Framework            | Mechanism                | Sandbox     | Result-back
---------------------|--------------------------|-------------|------------
DSPy PoT             | ProgramOfThought module  | Python intp | automatic (max_iters)
OpenAI Code Interp.  | Assistants code tool     | container   | persisted state
Anthropic code-exec  | code-execution tool      | VM (safe)   | into conversation
LangChain            | PythonREPLTool           | NONE (proc) | manual wiring

Every framework can be mis-invoked — pointed at a judgment task (over-code) or skipped for a computation (under-code).
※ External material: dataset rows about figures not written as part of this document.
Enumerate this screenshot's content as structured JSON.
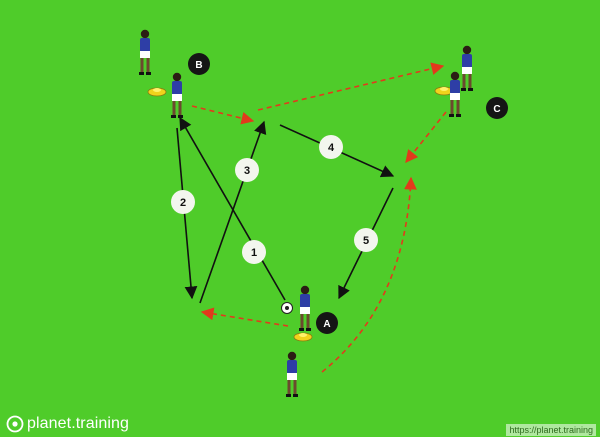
{
  "colors": {
    "pitch": "#4fcc2a",
    "pass_line": "#111111",
    "run_line": "#e23a1c",
    "number_marker_fill": "#f3f6ee",
    "label_marker_fill": "#151515",
    "jersey": "#2e3ea6",
    "cone": "#f1d31c"
  },
  "labels": {
    "a": "A",
    "b": "B",
    "c": "C"
  },
  "steps": {
    "s1": "1",
    "s2": "2",
    "s3": "3",
    "s4": "4",
    "s5": "5"
  },
  "branding": {
    "logo_text": "planet.training",
    "url_text": "https://planet.training"
  }
}
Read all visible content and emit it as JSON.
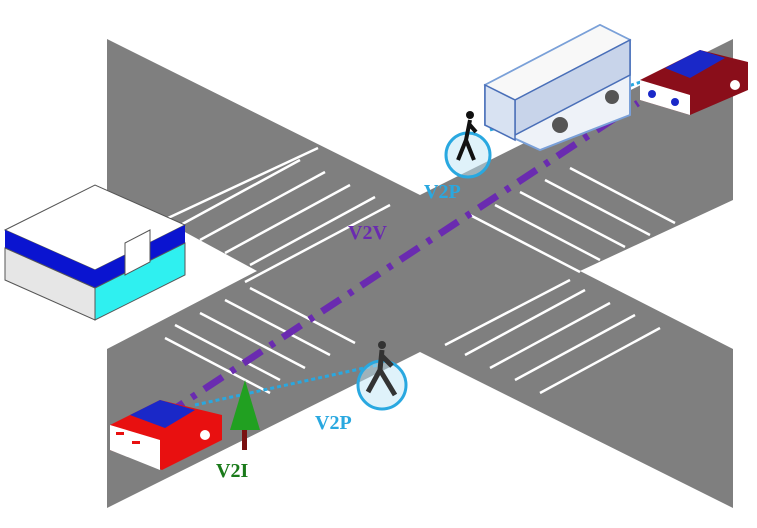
{
  "labels": {
    "v2v": "V2V",
    "v2p_top": "V2P",
    "v2p_bottom": "V2P",
    "v2i": "V2I"
  },
  "colors": {
    "road": "#7f7f7f",
    "v2v": "#6a2bb0",
    "v2p": "#29a8e0",
    "v2i": "#1a7a1a",
    "building_stripe": "#0a14d0",
    "building_glass": "#2ff0f0",
    "car_red": "#e81010",
    "car_maroon": "#8a0e1a"
  }
}
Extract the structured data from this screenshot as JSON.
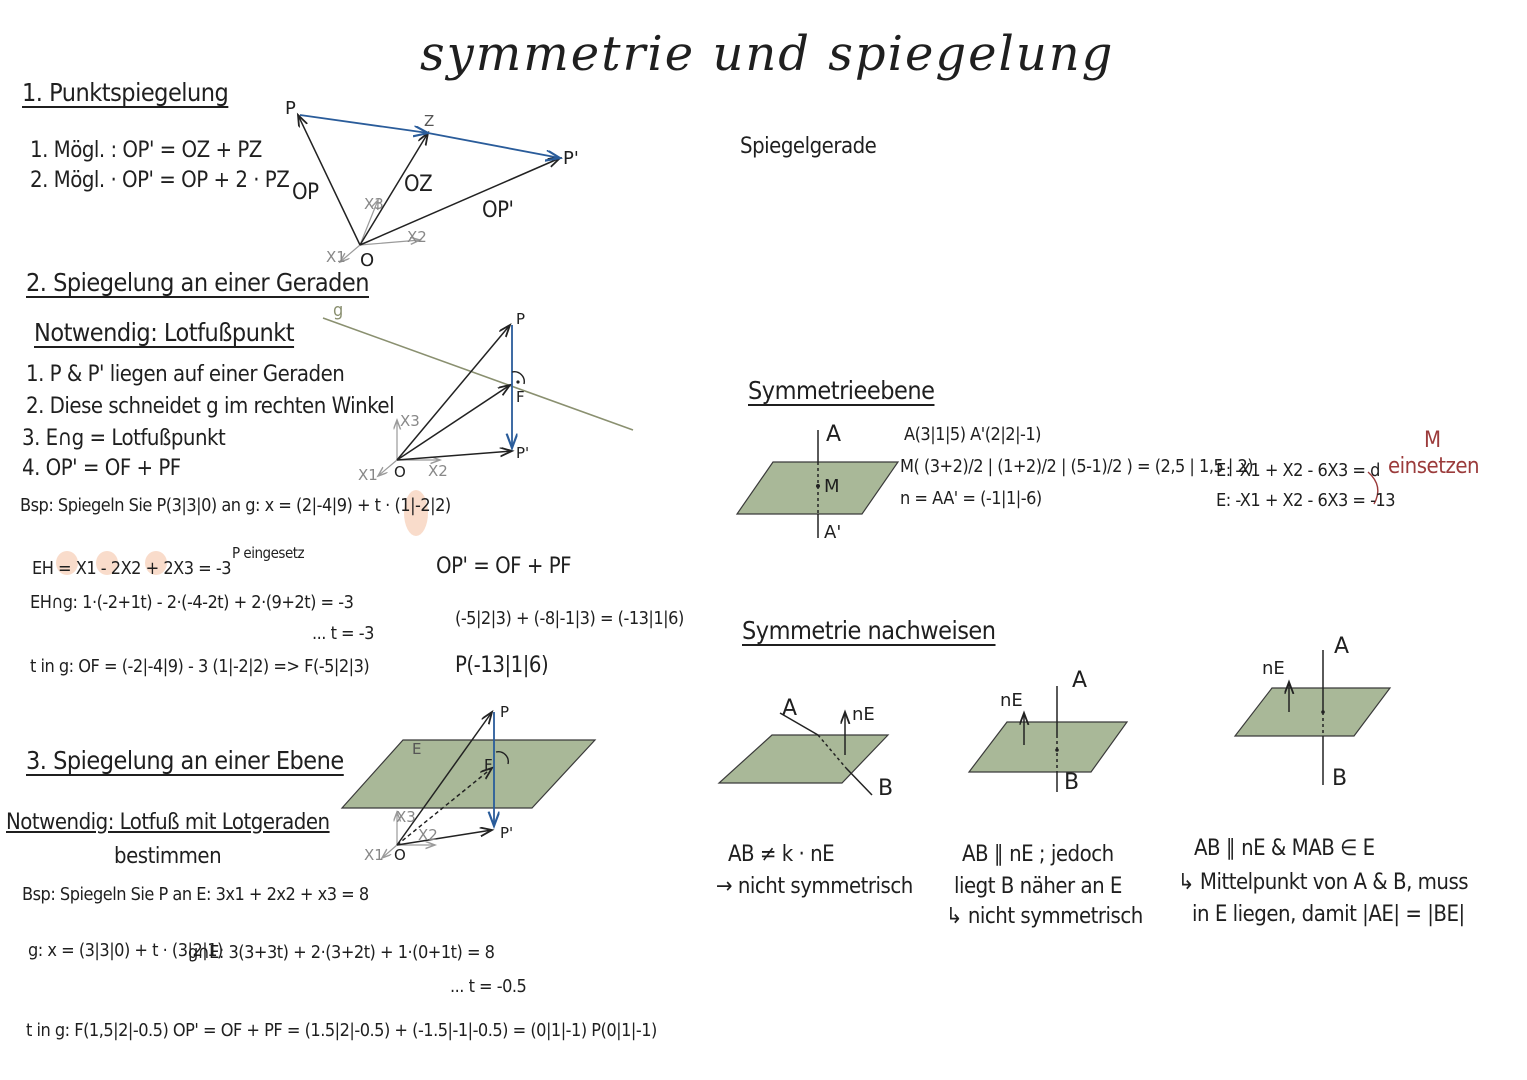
{
  "title": "symmetrie und spiegelung",
  "colors": {
    "plane": "#a9b898",
    "plane_stroke": "#3a3a3a",
    "line_g": "#8a9070",
    "blue": "#2a5c9a",
    "axes": "#9a9a9a",
    "highlight": "#f9dccb",
    "red": "#9b3b3b"
  },
  "sec1": {
    "heading": "1. Punktspiegelung",
    "line1": "1. Mögl. : OP' = OZ + PZ",
    "line2": "2. Mögl. · OP' = OP + 2 · PZ",
    "fig": {
      "P": "P",
      "Z": "Z",
      "Pp": "P'",
      "OP": "OP",
      "OZ": "OZ",
      "OPp": "OP'",
      "O": "O",
      "x1": "X1",
      "x2": "X2",
      "x3": "X3"
    }
  },
  "sec2": {
    "heading": "2. Spiegelung an einer Geraden",
    "notwendig": "Notwendig: Lotfußpunkt",
    "l1": "1. P & P' liegen auf einer Geraden",
    "l2": "2. Diese schneidet g im rechten Winkel",
    "l3": "3. E∩g = Lotfußpunkt",
    "l4": "4. OP' = OF + PF",
    "bsp": "Bsp: Spiegeln Sie P(3|3|0) an g: x = (2|-4|9) + t · (1|-2|2)",
    "eh": "EH = X1 - 2X2 + 2X3 = -3",
    "eh_note": "P eingesetz",
    "ehg": "EH∩g: 1·(-2+1t) - 2·(-4-2t) + 2·(9+2t) = -3",
    "t": "... t = -3",
    "ting": "t in g:  OF = (-2|-4|9) - 3 (1|-2|2)  => F(-5|2|3)",
    "opp": "OP' = OF + PF",
    "vec_sum": "(-5|2|3) + (-8|-1|3) = (-13|1|6)",
    "result": "P(-13|1|6)",
    "fig": {
      "g": "g",
      "P": "P",
      "F": "F",
      "Pp": "P'",
      "O": "O",
      "x1": "X1",
      "x2": "X2",
      "x3": "X3"
    }
  },
  "sec3": {
    "heading": "3. Spiegelung an einer Ebene",
    "notwendig": "Notwendig: Lotfuß mit Lotgeraden",
    "notwendig2": "bestimmen",
    "bsp": "Bsp: Spiegeln Sie P an E: 3x1 + 2x2 + x3 = 8",
    "g": "g: x = (3|3|0) + t · (3|2|1)",
    "gne": "g∩E: 3(3+3t) + 2·(3+2t) + 1·(0+1t) = 8",
    "t": "... t = -0.5",
    "ting": "t in g: F(1,5|2|-0.5)   OP' = OF + PF = (1.5|2|-0.5) + (-1.5|-1|-0.5) = (0|1|-1)  P(0|1|-1)",
    "fig": {
      "E": "E",
      "P": "P",
      "F": "F",
      "Pp": "P'",
      "O": "O",
      "x1": "X1",
      "x2": "X2",
      "x3": "X3"
    }
  },
  "right": {
    "spiegelgerade": "Spiegelgerade",
    "symmetrieebene": "Symmetrieebene",
    "fig": {
      "A": "A",
      "M": "M",
      "Ap": "A'"
    },
    "calc1": "A(3|1|5)  A'(2|2|-1)",
    "calc2": "M( (3+2)/2 | (1+2)/2 | (5-1)/2 ) = (2,5 | 1,5 | 2)",
    "calc3": "n = AA' = (-1|1|-6)",
    "eq1": "E: -X1 + X2 - 6X3 = d",
    "eq2": "E: -X1 + X2 - 6X3 = -13",
    "m_label": "M",
    "einsetzen": "einsetzen",
    "nachweisen": "Symmetrie nachweisen",
    "case1": {
      "A": "A",
      "B": "B",
      "nE": "nE",
      "l1": "AB ≠ k · nE",
      "l2": "→ nicht symmetrisch"
    },
    "case2": {
      "A": "A",
      "B": "B",
      "nE": "nE",
      "l1": "AB ∥ nE ; jedoch",
      "l2": "liegt B näher an E",
      "l3": "↳ nicht symmetrisch"
    },
    "case3": {
      "A": "A",
      "B": "B",
      "nE": "nE",
      "l1": "AB ∥ nE & MAB ∈ E",
      "l2": "↳ Mittelpunkt von A & B, muss",
      "l3": "in E liegen, damit |AE| = |BE|"
    }
  }
}
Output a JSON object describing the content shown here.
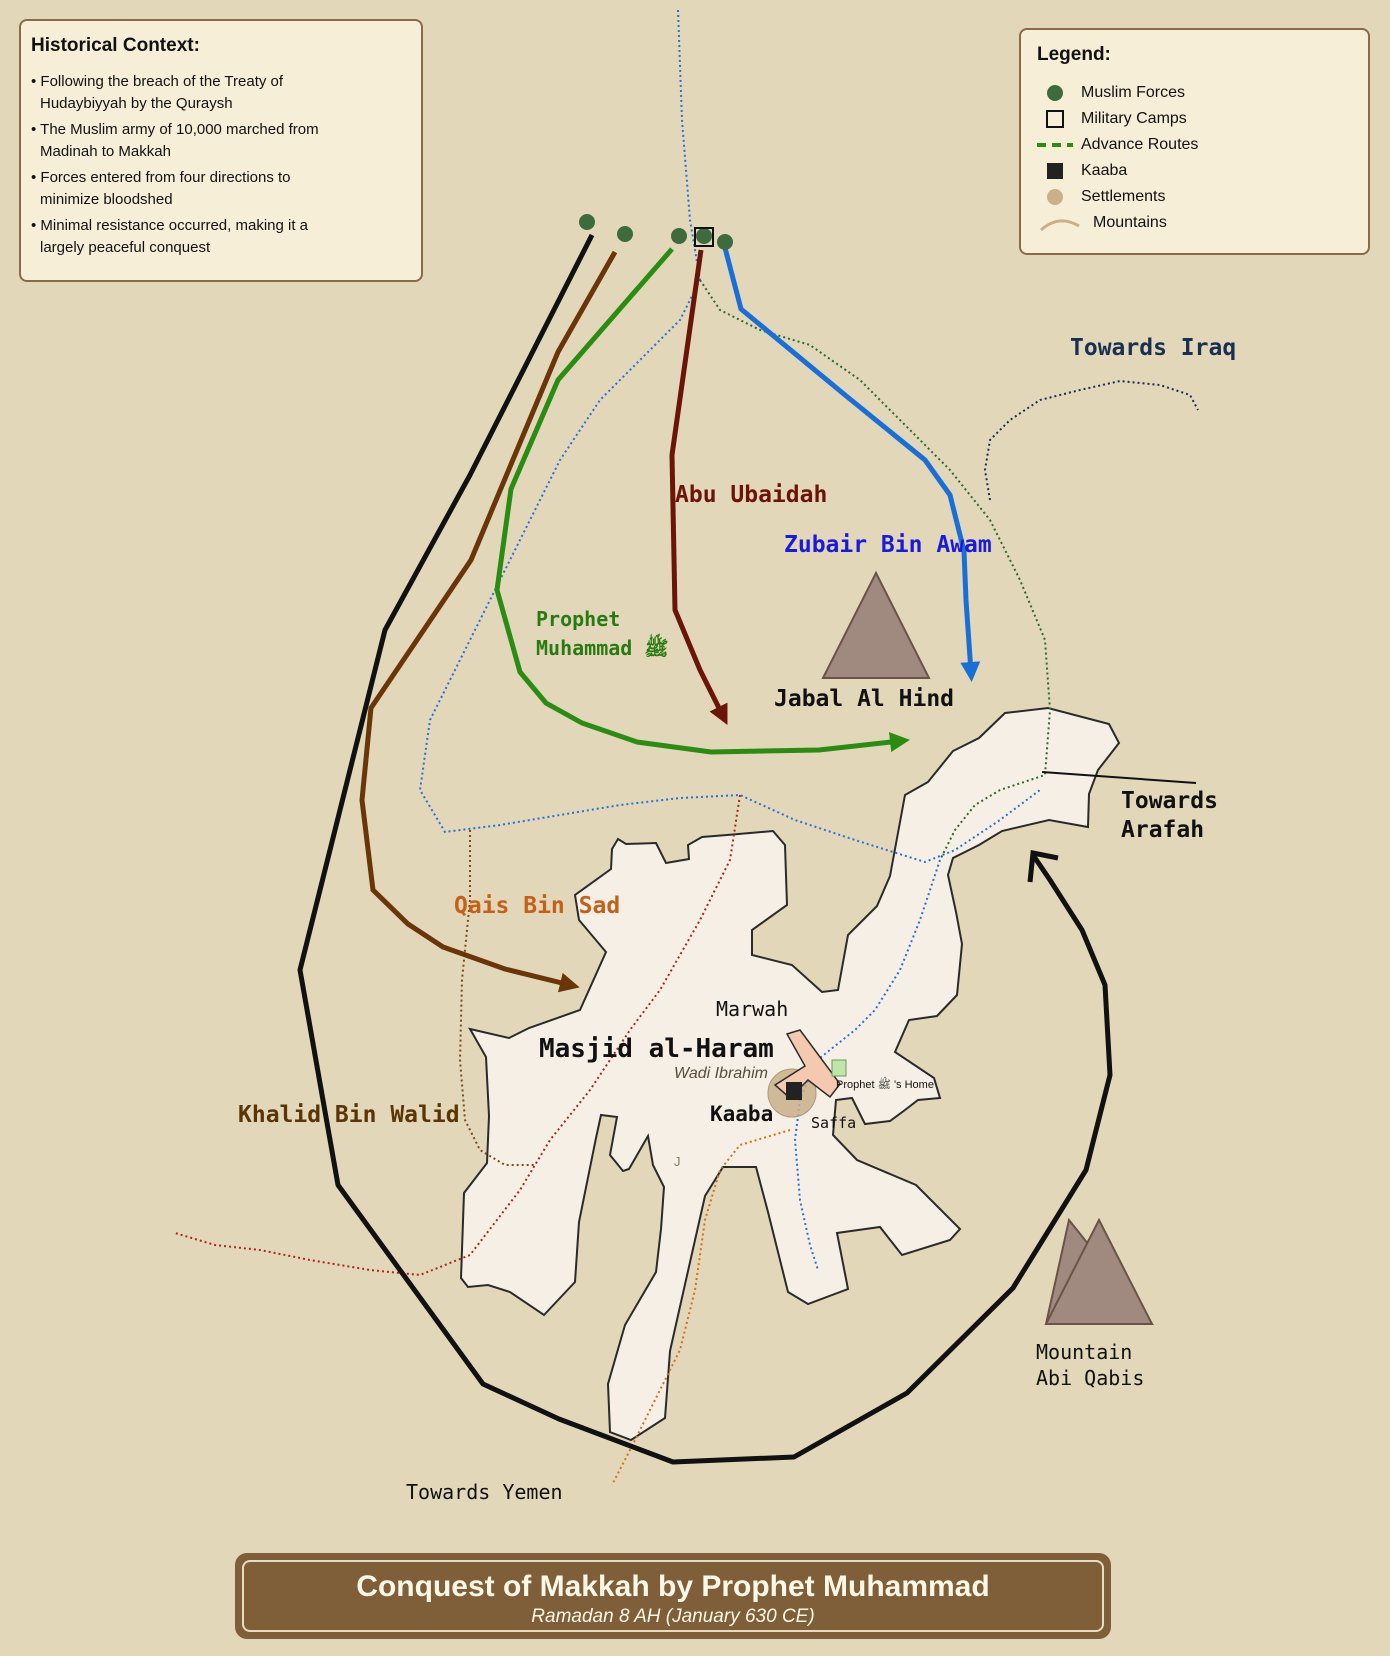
{
  "context": {
    "title": "Historical Context:",
    "items": [
      "Following the breach of the Treaty of Hudaybiyyah by the Quraysh",
      "The Muslim army of 10,000 marched from Madinah to Makkah",
      "Forces entered from four directions to minimize bloodshed",
      "Minimal resistance occurred, making it a largely peaceful conquest"
    ]
  },
  "legend": {
    "title": "Legend:",
    "items": [
      {
        "icon": "circle-icon",
        "label": "Muslim Forces"
      },
      {
        "icon": "square-outline-icon",
        "label": "Military Camps"
      },
      {
        "icon": "dashed-line-icon",
        "label": "Advance Routes"
      },
      {
        "icon": "square-filled-icon",
        "label": "Kaaba"
      },
      {
        "icon": "circle-icon",
        "label": "Settlements"
      },
      {
        "icon": "arc-icon",
        "label": "Mountains"
      }
    ]
  },
  "routes": {
    "abu_ubaidah": "Abu Ubaidah",
    "zubair": "Zubair Bin Awam",
    "prophet_1": "Prophet",
    "prophet_2": "Muhammad ﷺ",
    "qais": "Qais Bin Sad",
    "khalid": "Khalid Bin Walid"
  },
  "places": {
    "jabal_al_hind": "Jabal Al Hind",
    "towards_iraq": "Towards Iraq",
    "towards_arafah_1": "Towards",
    "towards_arafah_2": "Arafah",
    "marwah": "Marwah",
    "masjid": "Masjid al-Haram",
    "wadi": "Wadi Ibrahim",
    "kaaba": "Kaaba",
    "saffa": "Saffa",
    "prophets_home": "Prophet ﷺ 's Home",
    "mountain_1": "Mountain",
    "mountain_2": "Abi Qabis",
    "towards_yemen": "Towards Yemen",
    "j_fragment": "J"
  },
  "title": {
    "main": "Conquest of Makkah by Prophet Muhammad",
    "sub": "Ramadan 8 AH (January 630 CE)"
  },
  "colors": {
    "background": "#e2d7b9",
    "city_fill": "#f5efe5",
    "force_dot": "#3e6b3e",
    "abu_ubaidah": "#6b1408",
    "zubair": "#1a6fd6",
    "prophet": "#2a8c12",
    "qais": "#6a3508",
    "khalid": "#111111",
    "mountain": "#a08a80"
  }
}
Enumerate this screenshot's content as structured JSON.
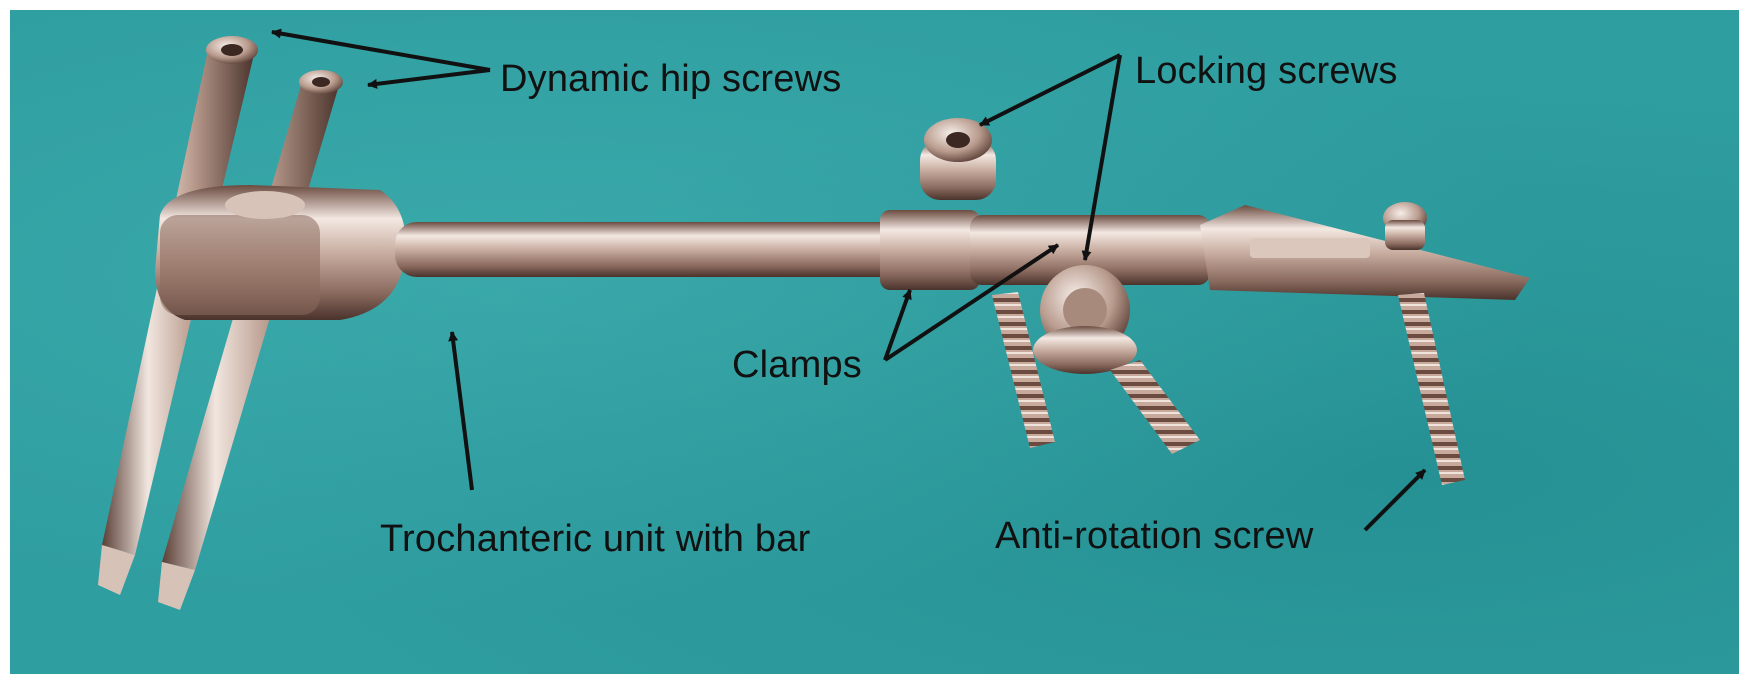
{
  "labels": {
    "dynamic_hip_screws": "Dynamic hip screws",
    "locking_screws": "Locking screws",
    "clamps": "Clamps",
    "trochanteric_unit": "Trochanteric unit with bar",
    "anti_rotation_screw": "Anti-rotation screw"
  },
  "colors": {
    "background": "#2f9ea0",
    "metal_light": "#f1e6df",
    "metal_mid": "#b89a8c",
    "metal_dark": "#5a3f36",
    "arrow": "#111111"
  }
}
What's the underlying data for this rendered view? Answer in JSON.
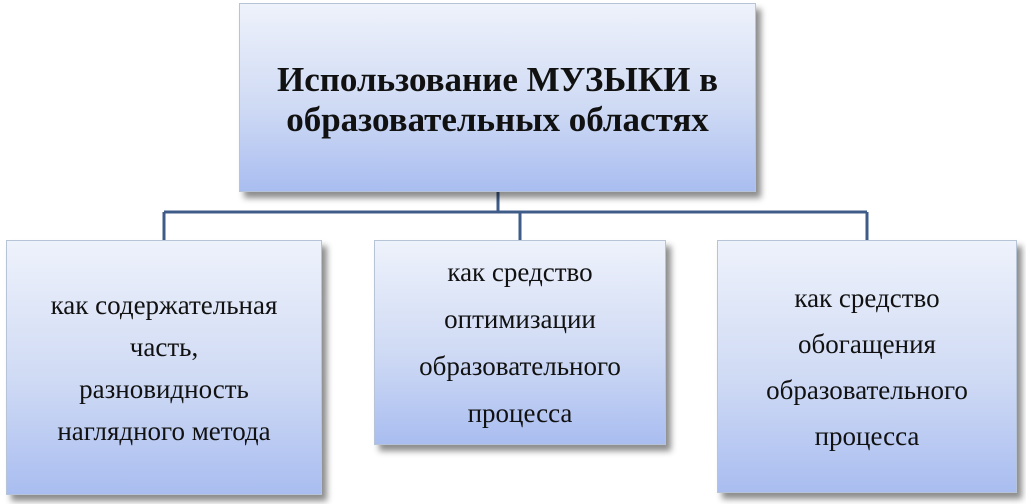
{
  "diagram": {
    "root": {
      "label": "Использование МУЗЫКИ в\nобразовательных областях"
    },
    "children": [
      {
        "label": "как  содержательная\nчасть,\nразновидность\nнаглядного метода"
      },
      {
        "label": "как средство\nоптимизации\nобразовательного\nпроцесса"
      },
      {
        "label": "как средство\nобогащения\nобразовательного\nпроцесса"
      }
    ],
    "colors": {
      "connector": "#3f5c88",
      "box_gradient_top": "#eef2fb",
      "box_gradient_bottom": "#a9bdf0"
    }
  }
}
This overlay is the gate that decides invocation, regardless of which mechanism is underneath.


Quick reference card

┌──────────────────────────────────────────────────────────────────────┐
│                  EMIT-CODE-VS-REASON DECISION CARD                   │
├──────────────────────────────────────────────────────────────────────┤
│ Single verifiable answer a program could check?                      │
│   YES → EMIT CODE → sandbox → run → feed result back into LM         │
│   NO  → REASON IN PROSE (no oracle exists for judgment)              │
│   MIXED → decompose; route each sub-step independently               │
├──────────────────────────────────────────────────────────────────────┤
│ Arithmetic / parse / sort / count / regex / symbolic → CODE          │
│ Tone / quality / summary / design / synthesis        → PROSE         │
│ "summary AND total"                                  → SPLIT         │
├──────────────────────────────────────────────────────────────────────┤
│ LMs are unreliable calculators but reliable coders.                  │
│ Under-coding fails SILENTLY (wrong plausible number).                │
│ Over-coding fails LOUDLY+CHEAPLY (wasted sandbox round-trip).        │
│ When genuinely uncertain AND a verifiable core exists → lean CODE.   │
├──────────────────────────────────────────────────────────────────────┤
│ NEVER:                                                               │
│  • code a judgment task (over-coding veto)                          │
│  • do multi-step arithmetic in prose (under-coding)                 │
│  • forget to feed the code result back into the LM                  │
│  • nest generated code in JSON (see [[agentsop-output-format-by-model]])     │
│  • loop code-repair unbounded (see [[agentsop-test-fix-loop]])               │
│  • trust LangChain PythonREPLTool on untrusted input (unsandboxed)  │
└──────────────────────────────────────────────────────────────────────┘

引用源 (Citations)

Primary anchors:

  • Program of Thoughts (PoT) — Chen et al., arXiv 2211.12588 — decouple computation from reasoning; LM writes code, interpreter computes.
  • PAL: Program-aided Language Models — Gao et al., arXiv 2211.10435 — LM as coder, runtime as deterministic solver.
  • DSPy ProgramOfThought module — [dspy.ai/learn/programming/modules/] — emit+run+retry mechanism.

Framework / API docs:

  • OpenAI Code Interpreter / Assistants code tool — [platform.openai.com/docs/assistants/tools/code-interpreter]
  • Anthropic code-execution tool — [docs.anthropic.com/en/docs/agents-and-tools/tool-use/code-execution-tool]
  • LangChain PythonREPLTool — [python.langchain.com/docs/integrations/tools/python] (unsandboxed; in-process).

Companion / overlaid skills:

  • dspy-sop-skill/SKILL.md — ships ProgramOfThought but not this decision rubric (the gap this overlay fills).
  • d-output-format-by-model-skill/SKILL.md — sibling: once you emit code, how to serialize it (PoT for math/parse; code never nested in JSON). Cross-linked as [[agentsop-output-format-by-model]].
  • test-fix-loop — the execute → error → retry loop this skill defers to for bounded code repair. Cross-linked as [[agentsop-test-fix-loop]].